Pauree:
Jijzelf hebt de creatie geschapen; U heeft er zelf Uw kracht in gegoten.
U aanschouwt Uw schepping, zoals de verliezende en winnende dobbelstenen van de aarde.
Wie komt, zal vertrekken; iedereen komt aan de beurt.
Hij die onze ziel bezit, en onze levensadem – waarom zouden we die Heer en Meester uit onze gedachten vergeten?
Laten we onze eigen zaken met onze eigen handen oplossen. ||20||
Salok, Tweede Mehl:
Wat voor soort liefde is dit, die zich vastklampt aan de dualiteit?
O Nanak, alleen hij wordt een minnaar genoemd, die voor altijd ondergedompeld blijft in verzonkenheid.
Maar iemand die zich alleen goed voelt als er goed voor hem wordt gedaan, en zich slecht voelt als de dingen slecht gaan
- noem hem geen minnaar. Hij handelt uitsluitend voor eigen rekening. ||1||
Tweede Mehl:
Iemand die zowel respectvolle groeten als een grove weigering aan zijn meester aanbiedt, heeft vanaf het allereerste begin de fout ingegaan.
O Nanak, zijn beide daden zijn vals; hij krijgt geen plaats in het Hof van de Heer. ||2||
Pauree:
Door Hem te dienen wordt vrede verkregen; mediteer en blijf voor altijd bij die Heer en Meester stilstaan.
Waarom verricht u zulke slechte daden, dat u zo zult moeten lijden?
Doe helemaal geen kwaad; met een vooruitziende blik naar de toekomst kijken.

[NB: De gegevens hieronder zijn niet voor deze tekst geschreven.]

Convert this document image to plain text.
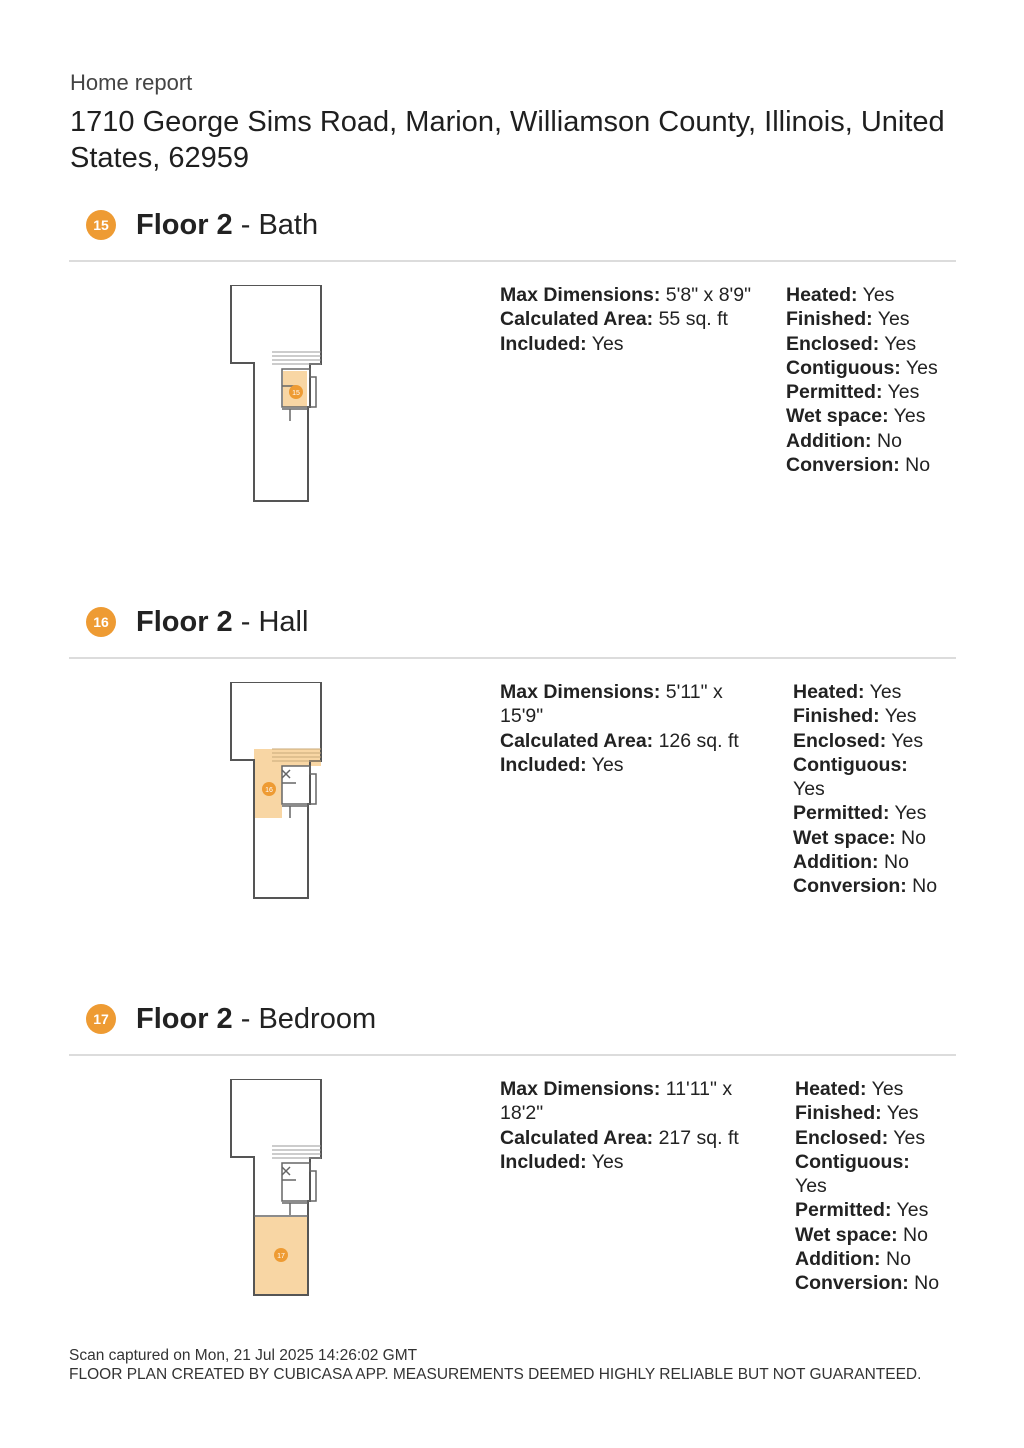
Home report
1710 George Sims Road, Marion, Williamson County, Illinois, United States, 62959
15 Floor 2 - Bath
15
Max Dimensions: 5'8" x 8'9"
Calculated Area: 55 sq. ft
Included: Yes
Heated: Yes
Finished: Yes
Enclosed: Yes
Contiguous: Yes
Permitted: Yes
Wet space: Yes
Addition: No
Conversion: No
16 Floor 2 - Hall
16
Max Dimensions: 5'11" x
15'9"
Calculated Area: 126 sq. ft
Included: Yes
Heated: Yes
Finished: Yes
Enclosed: Yes
Contiguous:
Yes
Permitted: Yes
Wet space: No
Addition: No
Conversion: No
17 Floor 2 - Bedroom
17
Max Dimensions: 11'11" x
18'2"
Calculated Area: 217 sq. ft
Included: Yes
Heated: Yes
Finished: Yes
Enclosed: Yes
Contiguous:
Yes
Permitted: Yes
Wet space: No
Addition: No
Conversion: No
Scan captured on Mon, 21 Jul 2025 14:26:02 GMT
FLOOR PLAN CREATED BY CUBICASA APP. MEASUREMENTS DEEMED HIGHLY RELIABLE BUT NOT GUARANTEED.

Gooi de dobbelstenen dus zo dat je niet verliest bij je Heer en Meester.
Doe die daden die u winst zullen opleveren. ||21||
Salok, Tweede Mehl:
Als een dienaar dienst verricht, terwijl hij ijdel en argumentatief is,
hij mag praten zoveel hij wil, maar hij zal zijn Meester niet behagen.
Maar als hij zijn eigendunk elimineert en vervolgens dienst verricht, zal hij geëerd worden.
O Nanak, als hij samensmelt met degene aan wie hij gehecht is, wordt zijn gehechtheid acceptabel. ||1||
Tweede Mehl:
Wat er ook in de geest zit, het komt naar voren; gesproken woorden op zichzelf zijn slechts wind.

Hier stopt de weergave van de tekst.